The European Stability Mechanism (ESM) and the fiscal union pact are the two ploys that were supposed to fix the debt crisis that is ravaging the Eurozone, and they were supposed to save the euro. They were put together in all haste after hectic summits with dog and pony shows designed to soothe edgy markets. Negotiating them involved political mud-wrestling and outright extortion. It’s been one heck of a ride. But it might not last much longer.
The ESM is a bailout fund. But it doesn’t exist yet and has no money, though it was supposed to be operational by July 1. Since 6 of the 17 Eurozone countries are already on the bailout list, including the third and fourth largest—Spain and Italy—they won’t be able to contribute to the fund. The remaining 11 countries will have to chip in more. But as the list of non-bailed-out countries is getting shorter, Germany will become an ever larger guarantor of the Eurozone, though Germany isn’t nearly big enough to fill that role.
The fiscal union pact was cobbled together to give the EU more control over national budgets and limit their deficits. The pact has been described as “full of loopholes” and the enforcement mechanisms as “toothless.” Similar budget restraints already exist under current EU treaties, but once Germany—indeed!—was allowed to violate them with impunity, any pretense of budget discipline evaporated. Hence the debt crisis. But this time, it’s different….
The ESM and the fiscal union pact are now in the hands of the German Constitutional Court. According to plaintiffs, they violate the constitution in that they transfer the fundamental parliamentary right of controlling the national budget to foreign non-democratic organizations, thereby stepping on the rights of voters to participate democratically in budget decisions.
The Court, in its first decision, decided that it wouldn’t rule on the injunction until late July, and that it would take another three months to rule on the constitutionality of the laws. This will calm tempers and will allow markets to get used to the possible outcomes. It will further delay the already deeply troubled Eurozone bailout project, and might scuttle it altogether.
There is, however, a broad range of outcomes:
Court decides to allow President Joachim Gauck to sign the laws. Chancellor Merkel’s bailout junta would be ecstatic. The ESM can be operational by mid-August. But implementing the fiscal union pact will take years. Even if the laws are later ruled unconstitutional, Germany would be tied to them because they will have become international treaties.
Court issues an injunction, preventing Gauck from signing one or both laws. It would cause additional delays with a range of possible outcomes:
- The laws are waved through by end of October. Chancellor Merkel’s bailout junta and the rest of the world would jubilate. It would be too late to benefit President Obama who fears that Eurozone economic miasma might drift across the Atlantic and seep into his campaign. Hapless German voters and taxpayers would pay for generations to come. The ESM might be operational by mid-November.

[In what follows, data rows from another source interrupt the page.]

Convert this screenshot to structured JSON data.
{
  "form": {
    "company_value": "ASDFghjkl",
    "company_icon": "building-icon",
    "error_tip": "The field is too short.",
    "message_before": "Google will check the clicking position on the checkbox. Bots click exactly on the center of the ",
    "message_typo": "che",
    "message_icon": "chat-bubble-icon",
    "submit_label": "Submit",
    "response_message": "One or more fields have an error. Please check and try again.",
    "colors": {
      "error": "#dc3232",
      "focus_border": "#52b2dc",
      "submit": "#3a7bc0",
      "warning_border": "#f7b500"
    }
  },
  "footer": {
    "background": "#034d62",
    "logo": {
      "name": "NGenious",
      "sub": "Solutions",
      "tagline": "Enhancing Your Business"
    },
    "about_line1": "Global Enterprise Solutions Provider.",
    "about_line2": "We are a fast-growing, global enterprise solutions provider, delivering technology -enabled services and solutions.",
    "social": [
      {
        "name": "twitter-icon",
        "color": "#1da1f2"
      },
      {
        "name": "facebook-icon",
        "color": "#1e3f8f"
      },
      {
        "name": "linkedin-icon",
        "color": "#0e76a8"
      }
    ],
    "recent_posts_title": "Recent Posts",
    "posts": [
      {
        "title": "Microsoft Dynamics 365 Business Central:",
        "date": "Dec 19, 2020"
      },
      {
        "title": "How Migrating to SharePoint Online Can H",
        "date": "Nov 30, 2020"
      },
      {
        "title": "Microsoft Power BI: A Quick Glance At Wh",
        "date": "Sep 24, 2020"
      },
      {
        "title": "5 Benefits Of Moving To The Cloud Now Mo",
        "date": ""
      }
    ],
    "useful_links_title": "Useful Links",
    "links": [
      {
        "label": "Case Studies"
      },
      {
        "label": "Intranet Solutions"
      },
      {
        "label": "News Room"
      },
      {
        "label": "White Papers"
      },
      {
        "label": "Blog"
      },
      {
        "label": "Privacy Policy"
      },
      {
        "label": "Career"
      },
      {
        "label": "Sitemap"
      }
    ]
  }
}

- The laws are ruled to be largely constitutional, but parliament is given additional rights to participate in decisions—i.e., a vote before funds can be disbursed from the ESM. The Court ruled that way last September when deciding the fate of the EFSF. It might complicate some bailouts. And a changing political scene in Germany could stop bailout payments altogether.
- The laws are ruled unconstitutional. An unspeakable catastrophe for the bailout junta. It would bring down the entire bailout structure; without Germany, the largest guarantor, there won’t be a bailout.

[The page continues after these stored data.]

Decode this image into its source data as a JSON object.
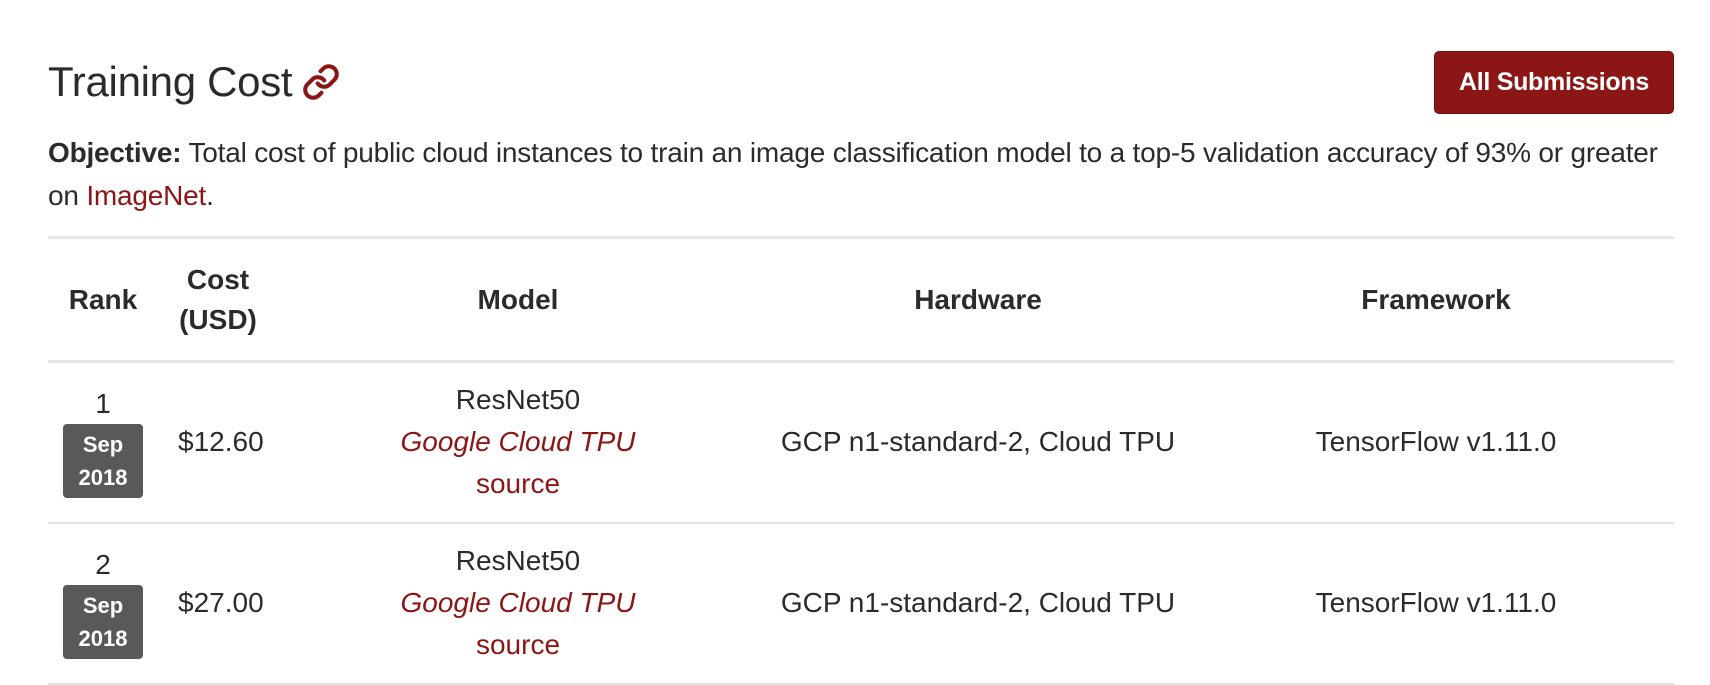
{
  "section": {
    "title": "Training Cost",
    "link_icon": "link-icon",
    "all_submissions_label": "All Submissions"
  },
  "objective": {
    "label": "Objective:",
    "text_before": " Total cost of public cloud instances to train an image classification model to a top-5 validation accuracy of 93% or greater on ",
    "link_text": "ImageNet",
    "text_after": "."
  },
  "table": {
    "headers": {
      "rank": "Rank",
      "cost_line1": "Cost",
      "cost_line2": "(USD)",
      "model": "Model",
      "hardware": "Hardware",
      "framework": "Framework"
    },
    "rows": [
      {
        "rank": "1",
        "date_month": "Sep",
        "date_year": "2018",
        "cost": "$12.60",
        "model": "ResNet50",
        "model_org": "Google Cloud TPU",
        "source": "source",
        "hardware": "GCP n1-standard-2, Cloud TPU",
        "framework": "TensorFlow v1.11.0"
      },
      {
        "rank": "2",
        "date_month": "Sep",
        "date_year": "2018",
        "cost": "$27.00",
        "model": "ResNet50",
        "model_org": "Google Cloud TPU",
        "source": "source",
        "hardware": "GCP n1-standard-2, Cloud TPU",
        "framework": "TensorFlow v1.11.0"
      }
    ]
  },
  "colors": {
    "accent": "#8c1515",
    "badge": "#595959",
    "text": "#2b2b2b",
    "rule": "#e8e8e8"
  }
}
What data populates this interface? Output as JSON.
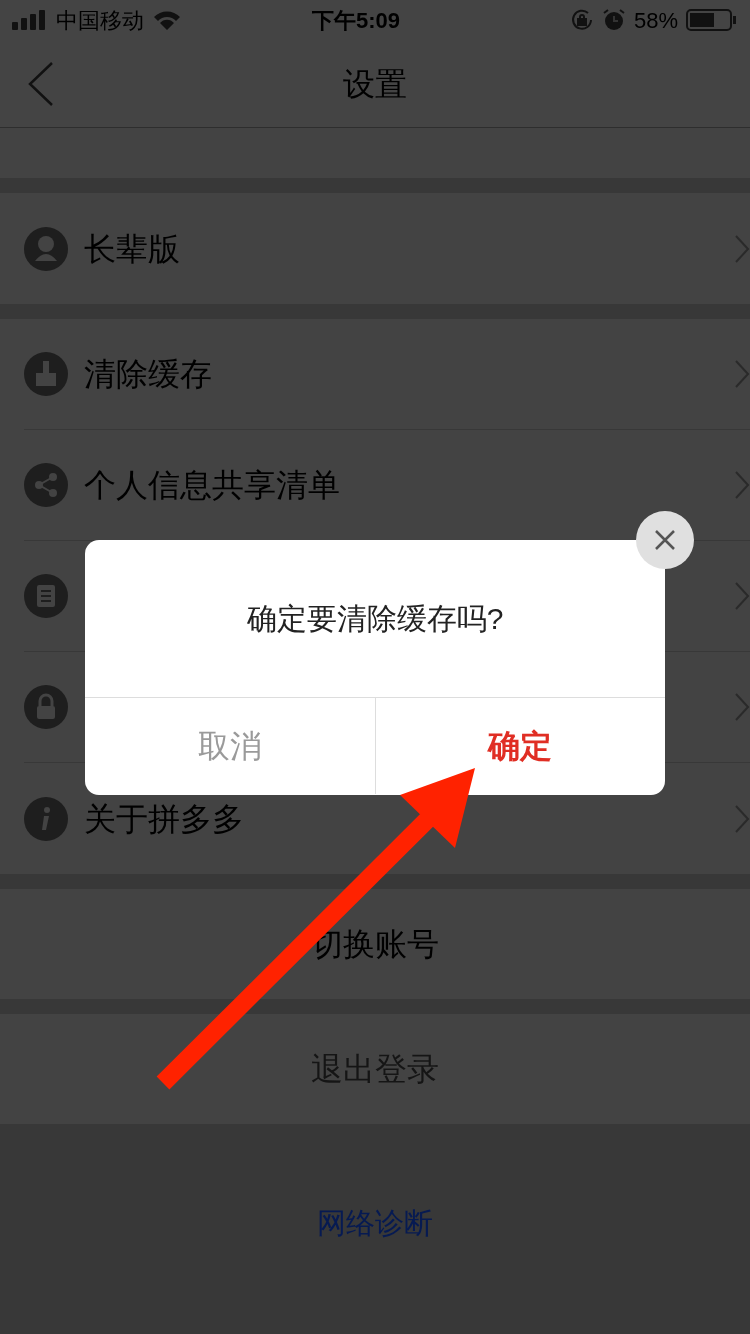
{
  "status_bar": {
    "carrier": "中国移动",
    "time": "下午5:09",
    "battery": "58%"
  },
  "nav": {
    "title": "设置"
  },
  "sections": [
    {
      "items": [
        {
          "kind": "elder",
          "label": "长辈版"
        }
      ]
    },
    {
      "items": [
        {
          "kind": "broom",
          "label": "清除缓存"
        },
        {
          "kind": "share",
          "label": "个人信息共享清单"
        },
        {
          "kind": "list"
        },
        {
          "kind": "lock"
        },
        {
          "kind": "info",
          "label": "关于拼多多"
        }
      ]
    }
  ],
  "actions": [
    {
      "label": "切换账号",
      "kind": "dark"
    },
    {
      "label": "退出登录",
      "kind": "muted"
    }
  ],
  "link": "网络诊断",
  "dialog": {
    "message": "确定要清除缓存吗?",
    "buttons": [
      {
        "label": "取消",
        "kind": "cancel"
      },
      {
        "label": "确定",
        "kind": "confirm"
      }
    ]
  }
}
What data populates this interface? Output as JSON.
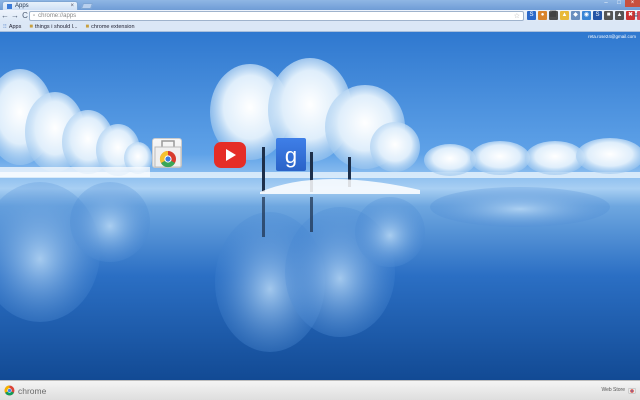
{
  "tab": {
    "title": "Apps",
    "close": "×"
  },
  "window": {
    "minimize": "–",
    "maximize": "□",
    "close": "×"
  },
  "toolbar": {
    "back": "←",
    "forward": "→",
    "reload": "C",
    "url": "chrome://apps",
    "page_icon": "▫",
    "star": "☆",
    "menu": "≡"
  },
  "extensions": [
    {
      "name": "ext-1",
      "glyph": "S",
      "color": "#2a68c9"
    },
    {
      "name": "ext-2",
      "glyph": "●",
      "color": "#d9832b"
    },
    {
      "name": "ext-3",
      "glyph": "⬛",
      "color": "#4e4e4e"
    },
    {
      "name": "ext-4",
      "glyph": "▲",
      "color": "#e8b93a"
    },
    {
      "name": "ext-5",
      "glyph": "◆",
      "color": "#6a8fbf"
    },
    {
      "name": "ext-6",
      "glyph": "◉",
      "color": "#3a86d6"
    },
    {
      "name": "ext-7",
      "glyph": "S",
      "color": "#2454a6"
    },
    {
      "name": "ext-8",
      "glyph": "■",
      "color": "#555555"
    },
    {
      "name": "ext-9",
      "glyph": "▲",
      "color": "#555555"
    },
    {
      "name": "ext-10",
      "glyph": "✖",
      "color": "#cc3333"
    },
    {
      "name": "ext-11",
      "glyph": "♥",
      "color": "#d94b5a"
    }
  ],
  "bookmarks": [
    {
      "icon": "⁝⁝",
      "label": "Apps"
    },
    {
      "icon": "■",
      "label": "things i should l..."
    },
    {
      "icon": "■",
      "label": "chrome extension"
    }
  ],
  "account": {
    "email": "reta.rose24@gmail.com"
  },
  "apps": [
    {
      "name": "Chrome Web Store"
    },
    {
      "name": "YouTube"
    },
    {
      "name": "Google Search"
    }
  ],
  "bottom": {
    "brand": "chrome",
    "webstore": "Web Store"
  },
  "colors": {
    "youtube": "#e52d27",
    "google": "#3f7fe8",
    "sky": "#2f78cf"
  }
}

If the laws are unconstitutional, the Eurozone has a number of options, none easy:
- Breakup of the Eurozone; reintroduction of national currencies. The end of the vastest monetary union ever, the end of a huge experiment, the end of an illusion. Financial consequences would cascade around the world, debt would blow up, banks would get bailed out. But southern countries with devalued currencies could quickly enter periods of growth.
- The Eurozone agrees to a new bailout mechanism that wouldn’t have to pass constitutional muster, or modify and expand the EFSF which has already passed constitutional muster.

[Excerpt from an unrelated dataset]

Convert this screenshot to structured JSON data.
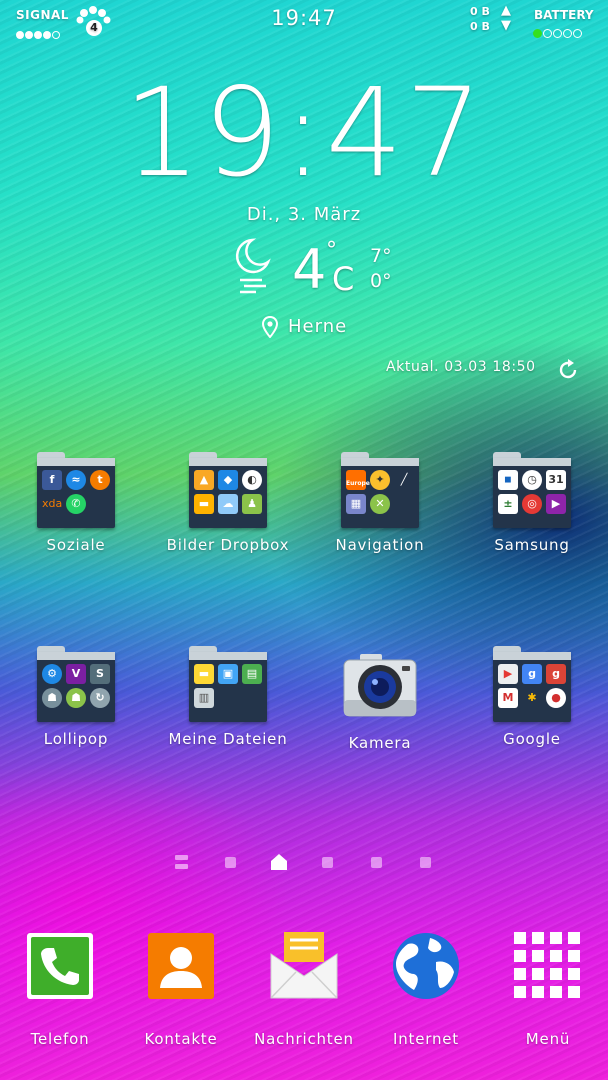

- Germany opts for a new constitution to allow the transfer of parliamentary rights to other organizations (good luck!).
- The treaties governing the ECB are changed to allow it to buy sovereign debt directly and massively, in the image of the Fed. It would stop the debt crisis on the spot, but it would devalue the currency and generate higher inflation. Unlikely that the Northern countries will go for that.
- Split of the Eurozone into North and South with two currencies and central banks. The South euro central bank would print with utter abandon, which would stop the debt crisis, though it would cause deflation and devaluation for the southern countries. The North euro—Germany, Austria, Finland, Luxembourg, the Netherlands and a few others—would be disciplined in its fiscal policies and have a central bank with limited ability to print money.
Those are the consequences staring the Court in the face. Given that the collapse of the Eurozone is one of them, the justices might once again rule the laws constitutional with a few restrictions and some words of warning, as they’d done with the EFSF, thereby handing another junk of sovereignty to the unelected technocrats in Brussels.